Девка рыдала и целовала меня – отвратительный обычай стада, но у меня не было сил отмахнуться. Она обслюнявила меня, как щенок, её детёныш орал, а я стоял, протянув руки ладонями вверх, и чувствовал только боль и тошнотворный запах горелого – мои волосы и одежда, кажется, тлели, а лицом я всё ещё чувствовал жар, и кожа саднила от её поцелуев.
Люди, стоявшие вокруг, дотрагивались до меня и рассказывали, как я хорош, пока маленькая старая женщина, сильно пахнущая аптечной химией и одетая в комбинезон медика, не растолкала всех и не взяла меня за локоть.
– Милый, – сказала она, – пойдём-ка, я взгляну на твои бедные руки. Ты сжёг их глубже, чем думают все эти обалдуи.
– Не надо меня трогать, – сказал я. – Это пройдёт.
– Конечно, пройдёт, – сказала старуха. – Потом.
В её голосе было нечто, заставляющее повиноваться людей – и я, почему-то, пошёл к микроавтобусу медицинской миссии Союза Справедливых.
Потом я сидел в микроавтобусе, с марлей, пропитанной эфирным маслом, на ладонях, ждал, когда восстановится моя сожжённая кожа, и наблюдал, как старуха – её называли Мать Нази – командует медиками.
Медики штопали искалеченных людей; Нази вела себя с ними, как альфа – да, судя по всему, и была тут альфой, но совершенно необычной породы. Её интуиция – интуиция старой самки, вырастившей потомство – работала безошибочно и точно: старуха чуяла, что в каждом случае важнее всего – и командовала другими людьми мягко, как детёнышами, но совершенно непререкаемо.
Не поверишь, но и я почуял в ней альфу. Мне хотелось ей доверять – поэтому я и сидел, не уходил, точно зная, что старуха моментально учует подвох, проследив темп восстановления моих рук.

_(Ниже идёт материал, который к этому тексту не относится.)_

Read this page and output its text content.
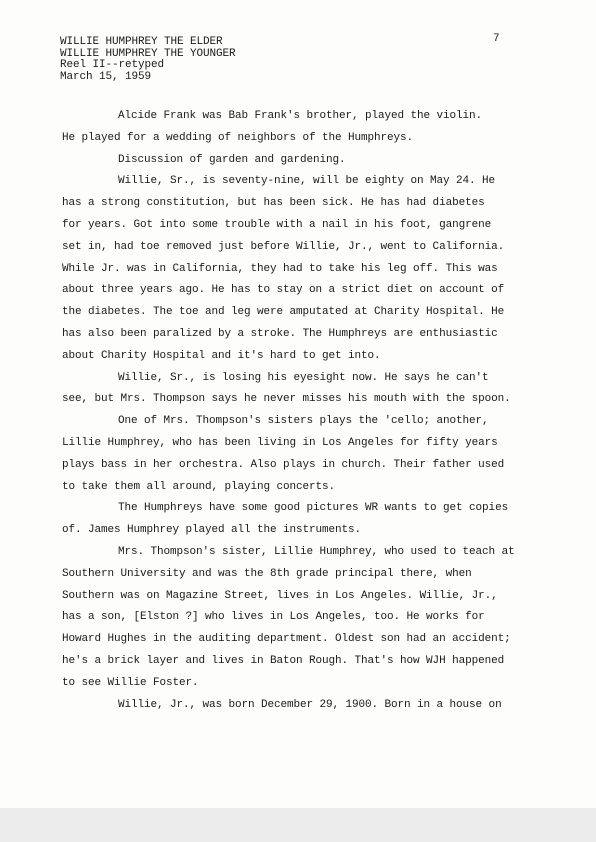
WILLIE HUMPHREY THE ELDER
WILLIE HUMPHREY THE YOUNGER
Reel II--retyped
March 15, 1959
7

Alcide Frank was Bab Frank's brother, played the violin.

He played for a wedding of neighbors of the Humphreys.

Discussion of garden and gardening.

Willie, Sr., is seventy-nine, will be eighty on May 24. He
has a strong constitution, but has been sick. He has had diabetes
for years. Got into some trouble with a nail in his foot, gangrene
set in, had toe removed just before Willie, Jr., went to California.
While Jr. was in California, they had to take his leg off. This was
about three years ago. He has to stay on a strict diet on account of
the diabetes. The toe and leg were amputated at Charity Hospital. He
has also been paralized by a stroke. The Humphreys are enthusiastic
about Charity Hospital and it's hard to get into.

Willie, Sr., is losing his eyesight now. He says he can't
see, but Mrs. Thompson says he never misses his mouth with the spoon.

One of Mrs. Thompson's sisters plays the 'cello; another,
Lillie Humphrey, who has been living in Los Angeles for fifty years
plays bass in her orchestra. Also plays in church. Their father used
to take them all around, playing concerts.

The Humphreys have some good pictures WR wants to get copies
of. James Humphrey played all the instruments.

Mrs. Thompson's sister, Lillie Humphrey, who used to teach at
Southern University and was the 8th grade principal there, when
Southern was on Magazine Street, lives in Los Angeles. Willie, Jr.,
has a son, [Elston ?] who lives in Los Angeles, too. He works for
Howard Hughes in the auditing department. Oldest son had an accident;
he's a brick layer and lives in Baton Rough. That's how WJH happened
to see Willie Foster.

Willie, Jr., was born December 29, 1900. Born in a house on
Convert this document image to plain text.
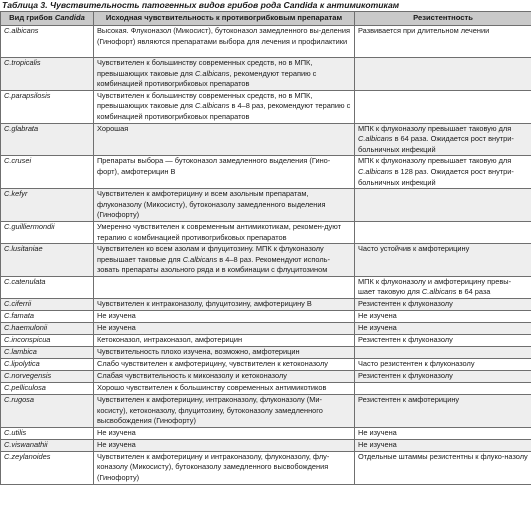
Таблица 3. Чувствительность патогенных видов грибов рода Candida к антимикотикам
Вид грибов Candida	Исходная чувствительность к противогрибковым препаратам	Резистентность
C.albicans	Высокая. Флуконазол (Микосист), бутоконазол замедленного вы-деления (Гинофорт) являются препаратами выбора для лечения и профилактики	Развивается при длительном лечении
C.tropicalis	Чувствителен к большинству современных средств, но в МПК, превышающих таковые для C.albicans, рекомендуют терапию с комбинацией противогрибковых препаратов	
C.parapsilosis	Чувствителен к большинству современных средств, но в МПК, превышающих таковые для C.albicans в 4–8 раз, рекомендуют терапию с комбинацией противогрибковых препаратов	
C.glabrata	Хорошая	МПК к флуконазолу превышает таковую для C.albicans в 64 раза. Ожидается рост внутри-больничных инфекций
C.crusei	Препараты выбора — бутоконазол замедленного выделения (Гино-форт), амфотерицин В	МПК к флуконазолу превышает таковую для C.albicans в 128 раз. Ожидается рост внутри-больничных инфекций
C.kefyr	Чувствителен к амфотерицину и всем азольным препаратам, флуконазолу (Микосисту), бутоконазолу замедленного выделения (Гинофорту)	
C.guilliermondii	Умеренно чувствителен к современным антимикотикам, рекомен-дуют терапию с комбинацией противогрибковых препаратов	
C.lusitaniae	Чувствителен ко всем азолам и флуцитозину. МПК к флуконазолу превышает таковые для C.albicans в 4–8 раз. Рекомендуют исполь-зовать препараты азольного ряда и в комбинации с флуцитозином	Часто устойчив к амфотерицину
C.catenulata		МПК к флуконазолу и амфотерицину превы-шает таковую для C.albicans в 64 раза
C.ciferrii	Чувствителен к интраконазолу, флуцитозину, амфотерицину В	Резистентен к флуконазолу
C.famata	Не изучена	Не изучена
C.haemulonii	Не изучена	Не изучена
C.inconspicua	Кетоконазол, интраконазол, амфотерицин	Резистентен к флуконазолу
C.lambica	Чувствительность плохо изучена, возможно, амфотерицин	
C.lipolytica	Слабо чувствителен к амфотерицину, чувствителен к кетоконазолу	Часто резистентен к флуконазолу
C.norvegensis	Слабая чувствительность к миконазолу и кетоконазолу	Резистентен к флуконазолу
C.pelliculosa	Хорошо чувствителен к большинству современных антимикотиков	
C.rugosa	Чувствителен к амфотерицину, интраконазолу, флуконазолу (Ми-косисту), кетоконазолу, флуцитозину, бутоконазолу замедленного высвобождения (Гинофорту)	Резистентен к амфотерицину
C.utilis	Не изучена	Не изучена
C.viswanathii	Не изучена	Не изучена
C.zeylanoides	Чувствителен к амфотерицину и интраконазолу, флуконазолу, флу-коназолу (Микосисту), бутоконазолу замедленного высвобождения (Гинофорту)	Отдельные штаммы резистентны к флуко-назолу
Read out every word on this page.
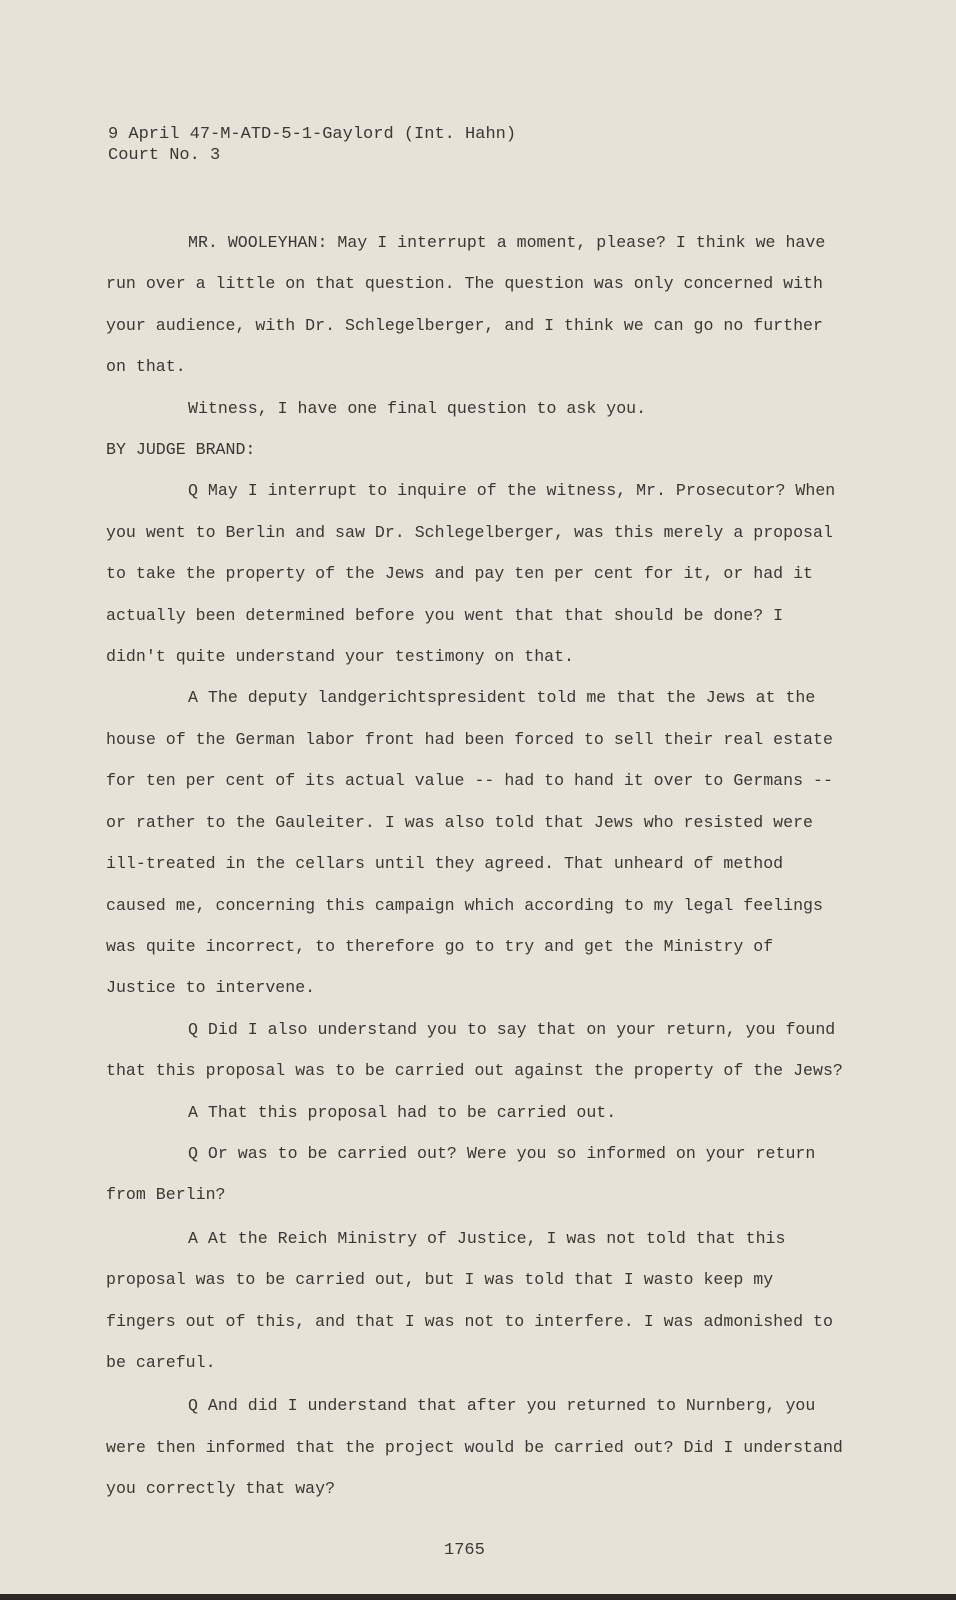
9 April 47-M-ATD-5-1-Gaylord (Int. Hahn)
Court No. 3

MR. WOOLEYHAN: May I interrupt a moment, please? I think we have run over a little on that question. The question was only concerned with your audience, with Dr. Schlegelberger, and I think we can go no further on that.

Witness, I have one final question to ask you.

BY JUDGE BRAND:

Q May I interrupt to inquire of the witness, Mr. Prosecutor? When you went to Berlin and saw Dr. Schlegelberger, was this merely a proposal to take the property of the Jews and pay ten per cent for it, or had it actually been determined before you went that that should be done? I didn't quite understand your testimony on that.

A The deputy landgerichtspresident told me that the Jews at the house of the German labor front had been forced to sell their real estate for ten per cent of its actual value -- had to hand it over to Germans -- or rather to the Gauleiter. I was also told that Jews who resisted were ill-treated in the cellars until they agreed. That unheard of method caused me, concerning this campaign which according to my legal feelings was quite incorrect, to therefore go to try and get the Ministry of Justice to intervene.

Q Did I also understand you to say that on your return, you found that this proposal was to be carried out against the property of the Jews?

A That this proposal had to be carried out.

Q Or was to be carried out? Were you so informed on your return from Berlin?

A At the Reich Ministry of Justice, I was not told that this proposal was to be carried out, but I was told that I wasto keep my fingers out of this, and that I was not to interfere. I was admonished to be careful.

Q And did I understand that after you returned to Nurnberg, you were then informed that the project would be carried out? Did I understand you correctly that way?

1765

До сих пор человеческие женщины не вызывали у меня таких чувств: я сам ощущал себя детёнышем. Что-то неуловимое роднило Нази с моей матушкой… Возможно, дело в том, что она была стара и умна… Не знаю.
Микроавтобус старухи покинул пожар последним. Её люди оказывали первую помощь, вытаскивая умирающих – а другие увозили выживших в больницы, а умерших – в морги. Команда Нази повезла в больницу обгоревшую женщину – последнюю, кого сумели вытащить полуживой – а я так и остался сидеть на полу в уголке салона, рядом с аппаратом для искусственной вентиляции лёгких, и никто меня не выставил.
Уже потом, в больничном дворе, когда носилки вытащили из машины, старуха наклонилась ко мне и сказала:
– Отчего это у меня такое чувство, что тебе некуда идти, герой?
– Оттого, что мне некуда идти, – говорю.
Я стащил с ладоней её повязки. Ожоги восстанавливаются куда медленнее, чем другие раны, но мои руки всё равно выглядели не так, как Нази могла ожидать.